Die ABA wurde als VÖBL, als Vereinigung Österreichischer Biologielehrer, von den Landes­arbeits­gemeinschaftsleitern der AHS gegründet. Gedacht war, einen Biologielehrer-Verein zu schaffen, der – analog zu den Vereinen der Chemie- oder der Geographielehrer – außerhalb des Ministeriums und der Landesschulräte Informationen und Fortbildungen organisieren kann. Im Gegensatz zu den anderen Vereinen fehlten uns aber zahlungskräftige Sponsoren. Landwirtschaftskammern oder Pharmafirmen trauten den Biologielehrern nicht so richtig über den Weg.
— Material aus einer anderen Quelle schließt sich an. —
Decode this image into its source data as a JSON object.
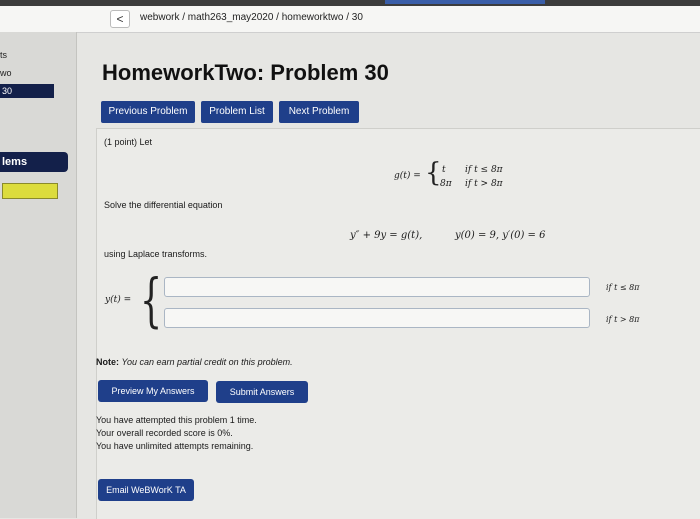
{
  "browser": {
    "back_label": "<",
    "breadcrumb": "webwork / math263_may2020 / homeworktwo / 30"
  },
  "sidebar": {
    "fragments": [
      "ts",
      "wo",
      "30"
    ],
    "problems_label": "lems",
    "progress": 1.0,
    "colors": {
      "nav": "#13204a",
      "progress": "#d4d44a"
    }
  },
  "page": {
    "title": "HomeworkTwo: Problem 30"
  },
  "nav": {
    "previous": "Previous Problem",
    "list": "Problem List",
    "next": "Next Problem"
  },
  "problem": {
    "points": "(1 point) Let",
    "g_lhs": "g(t) =",
    "g_case1_value": "t",
    "g_case1_cond": "if t ≤ 8π",
    "g_case2_value": "8π",
    "g_case2_cond": "if t > 8π",
    "instruction": "Solve the differential equation",
    "ode": "y″ + 9y = g(t),",
    "initial": "y(0) = 9, y′(0) = 6",
    "method": "using Laplace transforms.",
    "y_lhs": "y(t) =",
    "answer1_value": "",
    "answer2_value": "",
    "answer1_cond": "if t ≤ 8π",
    "answer2_cond": "if t > 8π",
    "note_label": "Note:",
    "note_text": "You can earn partial credit on this problem."
  },
  "actions": {
    "preview": "Preview My Answers",
    "submit": "Submit Answers",
    "email": "Email WeBWorK TA"
  },
  "status": {
    "attempts": "You have attempted this problem 1 time.",
    "score": "Your overall recorded score is 0%.",
    "remaining": "You have unlimited attempts remaining."
  },
  "colors": {
    "button": "#1f3f8a",
    "background": "#e6e6e3"
  }
}
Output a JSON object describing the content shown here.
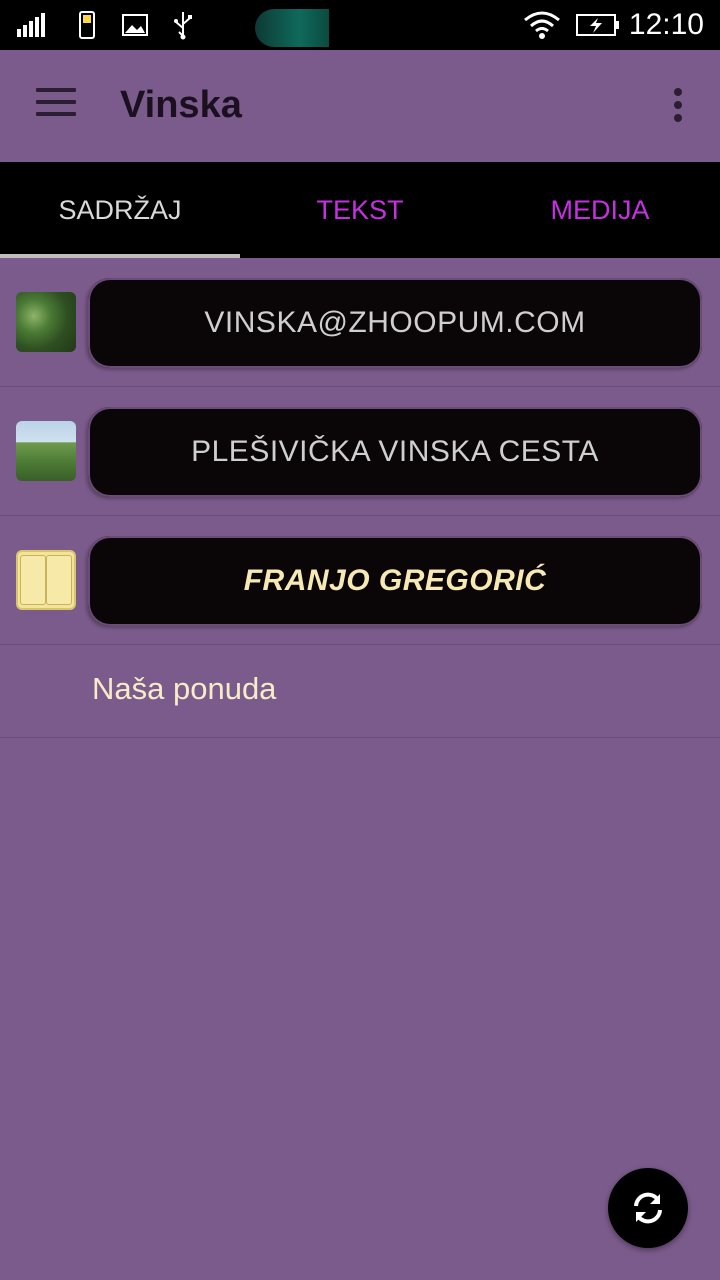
{
  "status_bar": {
    "time": "12:10"
  },
  "app_bar": {
    "title": "Vinska"
  },
  "tabs": [
    {
      "label": "SADRŽAJ",
      "active": true
    },
    {
      "label": "TEKST",
      "active": false
    },
    {
      "label": "MEDIJA",
      "active": false
    }
  ],
  "list": {
    "items": [
      {
        "label": "VINSKA@ZHOOPUM.COM",
        "icon": "grapes-thumbnail"
      },
      {
        "label": "PLEŠIVIČKA VINSKA CESTA",
        "icon": "vineyard-thumbnail"
      },
      {
        "label": "FRANJO GREGORIĆ",
        "icon": "book-icon"
      }
    ],
    "plain_item": "Naša ponuda"
  },
  "fab": {
    "icon": "refresh-icon"
  },
  "colors": {
    "background": "#7b5b8b",
    "tab_active": "#d9d9d9",
    "tab_inactive": "#c72fe3",
    "pill": "#0a0507"
  }
}
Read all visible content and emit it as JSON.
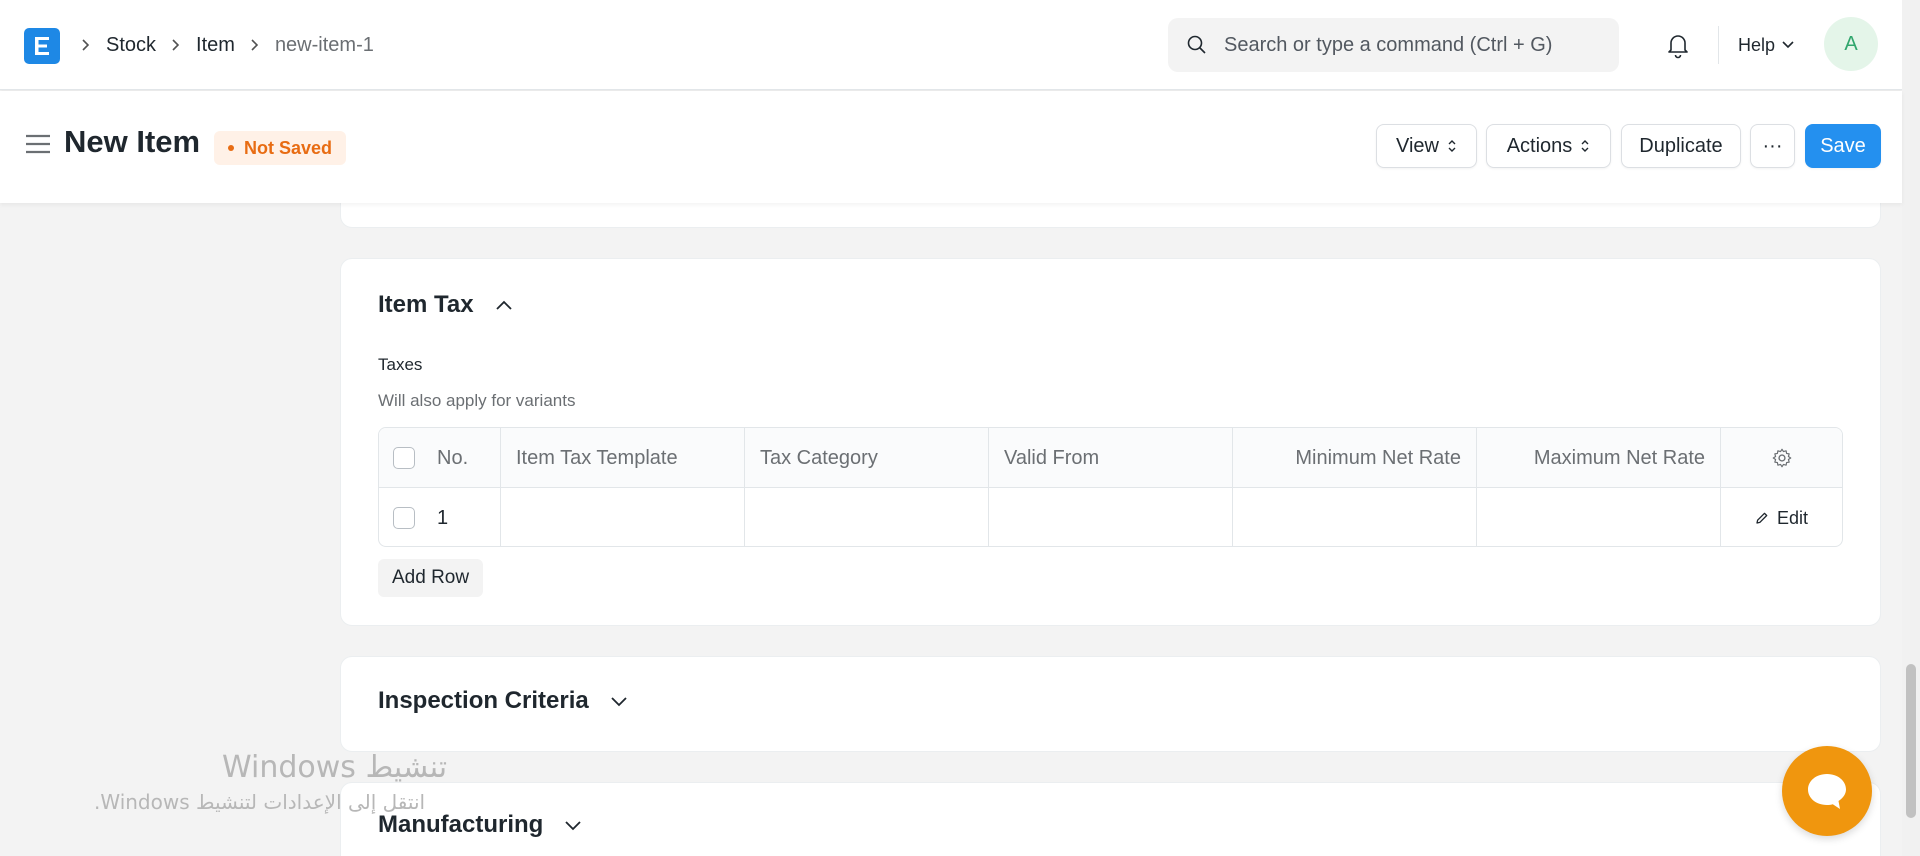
{
  "navbar": {
    "logo_letter": "E",
    "breadcrumbs": [
      "Stock",
      "Item",
      "new-item-1"
    ],
    "search_placeholder": "Search or type a command (Ctrl + G)",
    "help_label": "Help",
    "avatar_initial": "A"
  },
  "page_head": {
    "title": "New Item",
    "status_badge": "Not Saved",
    "buttons": {
      "view": "View",
      "actions": "Actions",
      "duplicate": "Duplicate",
      "more": "···",
      "save": "Save"
    }
  },
  "sections": {
    "item_tax": {
      "title": "Item Tax",
      "field_label": "Taxes",
      "field_description": "Will also apply for variants",
      "columns": [
        "No.",
        "Item Tax Template",
        "Tax Category",
        "Valid From",
        "Minimum Net Rate",
        "Maximum Net Rate"
      ],
      "rows": [
        {
          "no": "1",
          "item_tax_template": "",
          "tax_category": "",
          "valid_from": "",
          "minimum_net_rate": "",
          "maximum_net_rate": ""
        }
      ],
      "edit_label": "Edit",
      "add_row_label": "Add Row"
    },
    "inspection_criteria": {
      "title": "Inspection Criteria"
    },
    "manufacturing": {
      "title": "Manufacturing"
    }
  },
  "watermark": {
    "title": "تنشيط Windows",
    "subtitle": "انتقل إلى الإعدادات لتنشيط Windows."
  },
  "colors": {
    "primary": "#2490ef",
    "logo": "#1e88e5",
    "status_orange": "#e86c13",
    "chat": "#f0960e",
    "avatar_green": "#30a66d"
  }
}
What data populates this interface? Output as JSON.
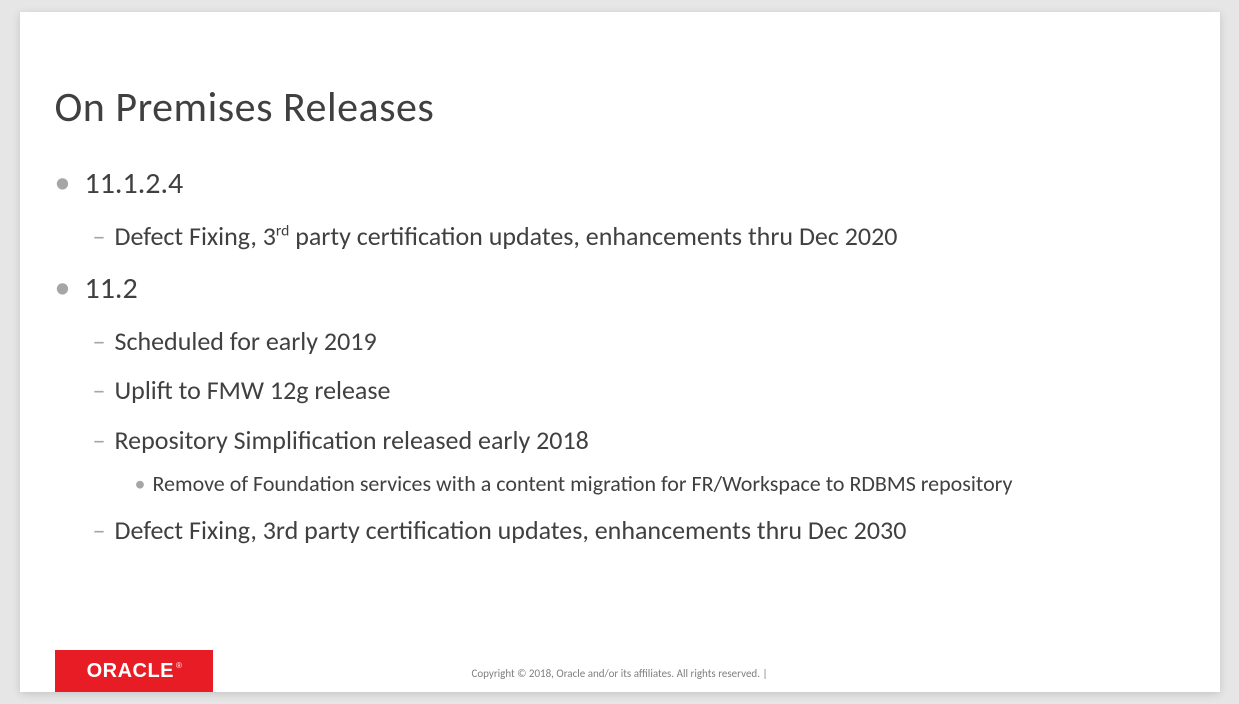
{
  "slide": {
    "title": "On Premises Releases",
    "bullets": {
      "v1": "11.1.2.4",
      "v1_sub1_pre": "Defect Fixing, 3",
      "v1_sub1_sup": "rd",
      "v1_sub1_post": " party certification updates, enhancements thru Dec 2020",
      "v2": "11.2",
      "v2_sub1": "Scheduled for early 2019",
      "v2_sub2": "Uplift to FMW 12g release",
      "v2_sub3": "Repository Simplification released early 2018",
      "v2_sub3_sub1": "Remove of Foundation services with a content migration for FR/Workspace to RDBMS repository",
      "v2_sub4": "Defect Fixing, 3rd party certification updates, enhancements thru Dec 2030"
    },
    "logo_text": "ORACLE",
    "logo_reg": "®",
    "copyright": "Copyright © 2018, Oracle and/or its affiliates. All rights reserved.  |"
  }
}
Bei Chemie und Geographie waren die wirtschaftlichen Interessen klar, bei Biologie nicht. Außerdem erlebte die politische Partei der Grünen ihren ersten Aufschwung und irgendwie nahm man an, dass Biologielehrer automatisch Grüne sein müssten. Dennoch wurde der Verein gegründet und gleich auch das Konzept einer informativen Zeitschrift erarbeitet, an der sich jede interessierte Biologielehrkraft beteiligen konnte. Sie hieß VÖBL und wandelte sich im Laufe der Zeit ins „bioskop“.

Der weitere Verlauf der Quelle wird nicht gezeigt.